Six pharmacy schools in the US (including the Western University of Health Sciences, University of Minnesota, and The University of Texas, among others) found the following as barriers to IPE learning activities: curriculum management, resource limitations, relevant cultural issues,37) difficulties in designing common courses and activity schedules for different degree programs, resources needed to develop professional education approaches, content ownership disputes, and lack of promotion and compensation for preceptors participating in IPE, lack of medical institutions, and the necessity of identifying the differences from primary groups to evaluate student performance and curriculum changes. In domestic hospitals, these barriers include the lack of IPE learning activity programs and support, lack of medical institutions and human resources providing IPE,28) insufficient space in hospital pharmacies to accommodate students,37) restrictions placed on participating in ward-training, and lack of promotion and compensation for preceptors participating in IPE.3735) The above study indicates that not only domestic colleges of pharmacy but also American colleges of pharmacy are facing several barriers in accessing IPE in wards.
Therefore, to facilitate access to IPE, we propose the following improvements. First, institutional support to provide promotion and compensation to faculty and preceptors participating in IPE is needed.28,34,37) Second, institutional support is pertinent to continuously maintain and manage access to IPE. Third, mutual discussions between instructors, preceptors, and students to identify basic requirements from the initial stage of IPE design and implementation is needed.34) Finally, Korean Accreditation Council for Pharmacy Education (KACPE) must take the lead in the evaluation and management of all medical institutions and pharmacy schools to continuously mutual support and successfully promote changes in the design, development, content, and method of IPE in wards for improving student learning outcomes.
The opportunities of IPE learning activities in wards were insufficient for pharmacy students to experience patient-centered clinical practice provided by both tertiary and secondary general hospitals in Korea. Therefore, hospitals need to improve and support IPE learning activities in wards to improve learners’ interprofessional collaboration competency in cooperation with colleges of pharmacy before the students graduate.
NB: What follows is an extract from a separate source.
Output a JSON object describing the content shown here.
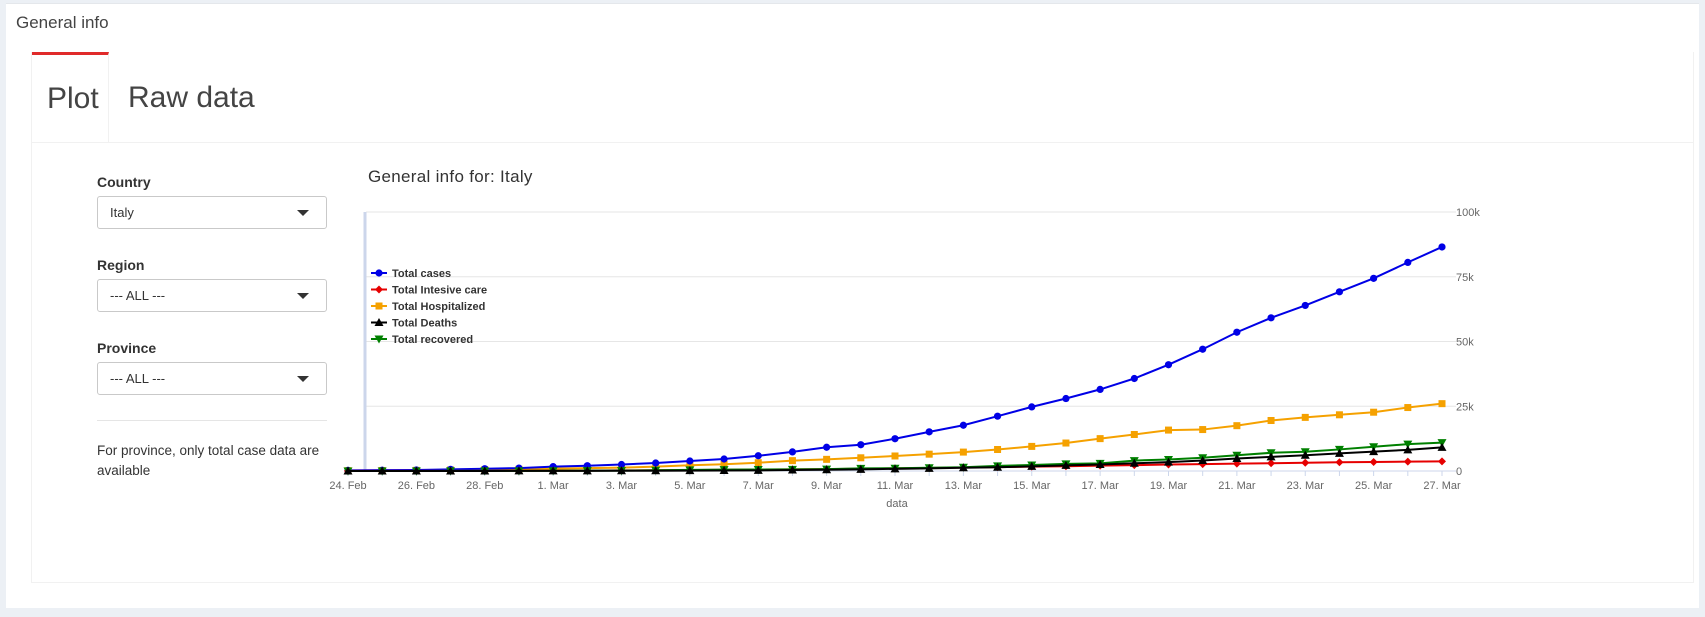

This study also suggests that it is necessary for the hospitals to reward and promote faculty, preceptors, doctors, and nurses who participate in IPE learning activities. Further research is required to evaluate IPE learning outcomes.
I would like to thank the 21 preceptors of the medical institutions which collaborated with Duksung Women’s University, who responded to the official document for cooperation.
The author has no institutional interest or conflicts.